Block party offers lessons
WARREN – Dylen Pietrantonio admitted that if he grows up to become a fireman, he wants to be the one sitting in the driver’s seat of a big red truck like the one he got to check out on Saturday.
The 4-year-old Warren boy had an opportunity to discuss the possibility with Warren Fire Department assistant Chief Dan Suttles during the annual Historic Neighborhood Association Block Party.
The event, in its seventh year, featured games, food, face painting, live music by solo artist Just Matt and a visit from Warren firefighters. Warren Mayor Doug Franklin also stopped by the event, which was held in the area of Prospect Avenue N.W. at Belmont Street and Washington Street N.W.
“This is where I want to be,” exclaimed Pietrantonio from inside the truck as he gave his dad, Dean Deciancios Sr., a high five. “This is the best.”
For Alecia Smith, 8, of Warren, the best part was the face painting. She was among several neighborhood children who stood in line as Kathy Lepro, association chairwoman, adorned them with colorful stars, flowers and symbols.
Lepro explained that the annual block party was launched as a way to bring the neighborhood together and encourage residents to get involved with the association.

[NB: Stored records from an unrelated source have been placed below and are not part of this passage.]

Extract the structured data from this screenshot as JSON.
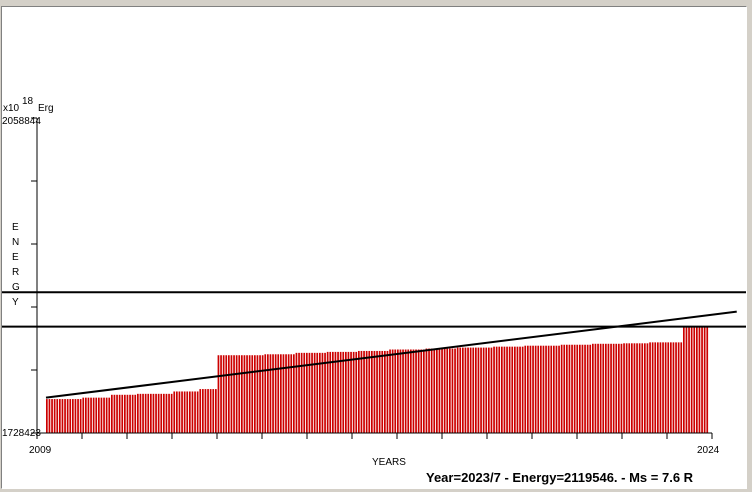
{
  "chart_data": {
    "type": "bar",
    "ylabel": "ENERGY",
    "y_unit": "x10",
    "y_unit_exponent": "18",
    "y_unit_suffix": "Erg",
    "xlabel": "YEARS",
    "x_start_label": "2009",
    "x_end_label": "2024",
    "xlim": [
      2009.0,
      2024.0
    ],
    "ylim": [
      1728423,
      2058844
    ],
    "ymax_label": "2058844",
    "ymin_label": "1728423",
    "bar_color": "#cc0000",
    "line_color": "#000000",
    "steps": [
      [
        2009.2,
        1764000
      ],
      [
        2010.0,
        1765500
      ],
      [
        2010.6,
        1768500
      ],
      [
        2011.2,
        1769500
      ],
      [
        2012.0,
        1772000
      ],
      [
        2012.6,
        1774500
      ],
      [
        2013.0,
        1810000
      ],
      [
        2014.0,
        1811000
      ],
      [
        2014.7,
        1812500
      ],
      [
        2015.4,
        1813500
      ],
      [
        2016.1,
        1814500
      ],
      [
        2016.8,
        1816000
      ],
      [
        2017.6,
        1817000
      ],
      [
        2018.3,
        1818000
      ],
      [
        2019.1,
        1819000
      ],
      [
        2019.8,
        1820000
      ],
      [
        2020.6,
        1821000
      ],
      [
        2021.3,
        1822000
      ],
      [
        2022.0,
        1822500
      ],
      [
        2022.6,
        1823500
      ],
      [
        2023.35,
        1840000
      ],
      [
        2023.92,
        1840000
      ]
    ],
    "trend_line": {
      "start": [
        2009.2,
        1765500
      ],
      "end": [
        2023.92,
        1852000
      ]
    },
    "reference_lines": [
      1876000,
      1840000
    ]
  },
  "status_text": "Year=2023/7 - Energy=2119546. - Ms = 7.6 R"
}
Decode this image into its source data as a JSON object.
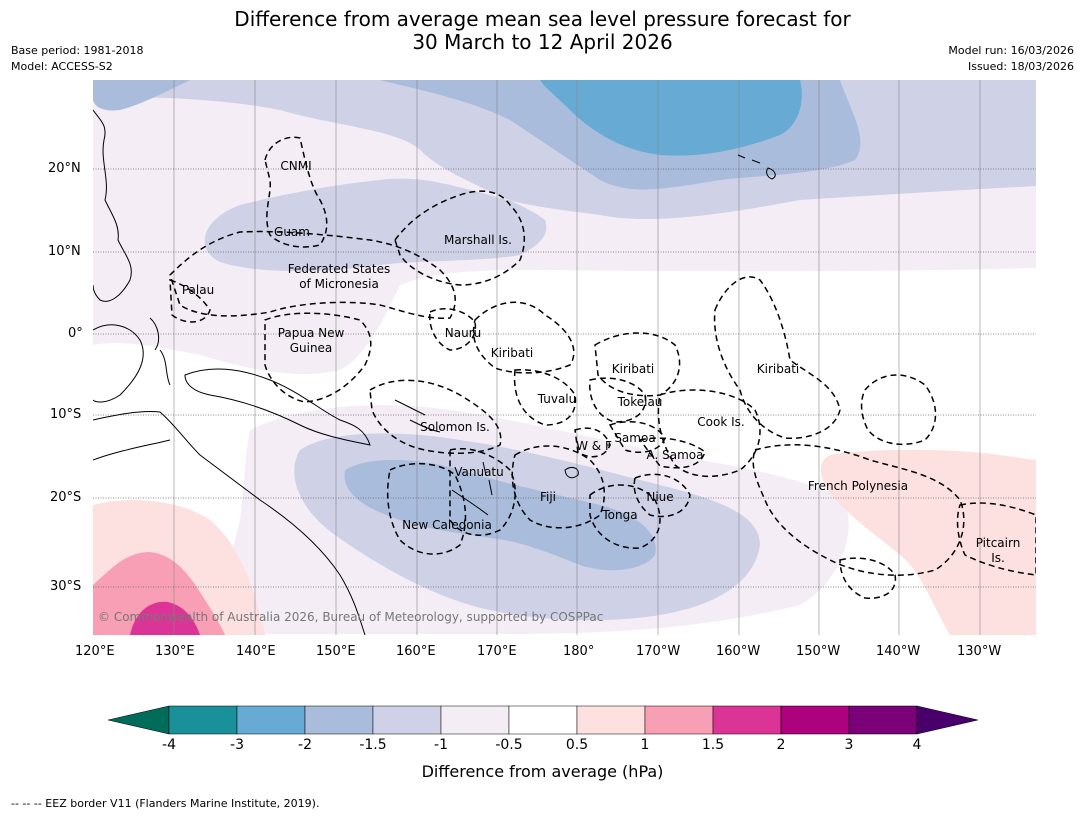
{
  "title_line1": "Difference from average mean sea level pressure forecast for",
  "title_line2": "30 March to 12 April 2026",
  "base_period": "Base period: 1981-2018",
  "model": "Model: ACCESS-S2",
  "model_run": "Model run: 16/03/2026",
  "issued": "Issued: 18/03/2026",
  "copyright": "© Commonwealth of Australia 2026, Bureau of Meteorology, supported by COSPPac",
  "lat_labels": [
    "20°N",
    "10°N",
    "0°",
    "10°S",
    "20°S",
    "30°S"
  ],
  "lon_labels": [
    "120°E",
    "130°E",
    "140°E",
    "150°E",
    "160°E",
    "170°E",
    "180°",
    "170°W",
    "160°W",
    "150°W",
    "140°W",
    "130°W"
  ],
  "places": {
    "cnmi": "CNMI",
    "guam": "Guam",
    "marshall": "Marshall Is.",
    "fsm1": "Federated States",
    "fsm2": "of Micronesia",
    "palau": "Palau",
    "png1": "Papua New",
    "png2": "Guinea",
    "nauru": "Nauru",
    "kiribati_w": "Kiribati",
    "kiribati_c": "Kiribati",
    "kiribati_e": "Kiribati",
    "tuvalu": "Tuvalu",
    "tokelau": "Tokelau",
    "solomon": "Solomon Is.",
    "cook": "Cook Is.",
    "samoa": "Samoa",
    "wf": "W & F",
    "asamoa": "A. Samoa",
    "vanuatu": "Vanuatu",
    "fiji": "Fiji",
    "niue": "Niue",
    "tonga": "Tonga",
    "newcal": "New Caledonia",
    "frpoly": "French Polynesia",
    "pitcairn1": "Pitcairn",
    "pitcairn2": "Is."
  },
  "colorbar": {
    "ticks": [
      "-4",
      "-3",
      "-2",
      "-1.5",
      "-1",
      "-0.5",
      "0.5",
      "1",
      "1.5",
      "2",
      "3",
      "4"
    ],
    "colors": [
      "#1a9098",
      "#67aad3",
      "#a9bcdb",
      "#cfd1e6",
      "#f4edf6",
      "#ffffff",
      "#fde0e0",
      "#f89fb5",
      "#db3496",
      "#ae017e",
      "#7a0177"
    ],
    "under_color": "#016c59",
    "over_color": "#49006a",
    "label": "Difference from average (hPa)"
  },
  "footer": "--  --  -- EEZ border V11 (Flanders Marine Institute, 2019)."
}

“It all started seven years ago when we decided to try to get people to come to our meetings,” Lepro explained.
“So why not do a community event to get people together? We get donations from local establishments and a lot of people help make it a nice event for everyone. It really has become a nice community event that everyone looks forward to.”
Lepro said the event typically draws between 130 and 150 people.
Association member Andrew Herman, who organizes the kids’ games, said the goal is to make the block party an all-ages event with something for everyone.
“I like doing the kids’ games. But we have music and food. It really is a great way for the neighborhood to come together,” he said.
On Saturday, Herman came up with the on-the-spot idea to have a kids’ handshaking contest. The winners, Keith Gambrell, 8, and Ta’Shawnna Cole, 3, demonstrated their skills for the crowd.
“I think next time maybe we’ll require everyone to shake hands with someone they don’t know,” Herman said. “That way people will have even more reason to mingle and it would be a way for them to meet neighbors they really don’t know. And maybe our winners from this year could show them a thing or two about the art of handshaking.”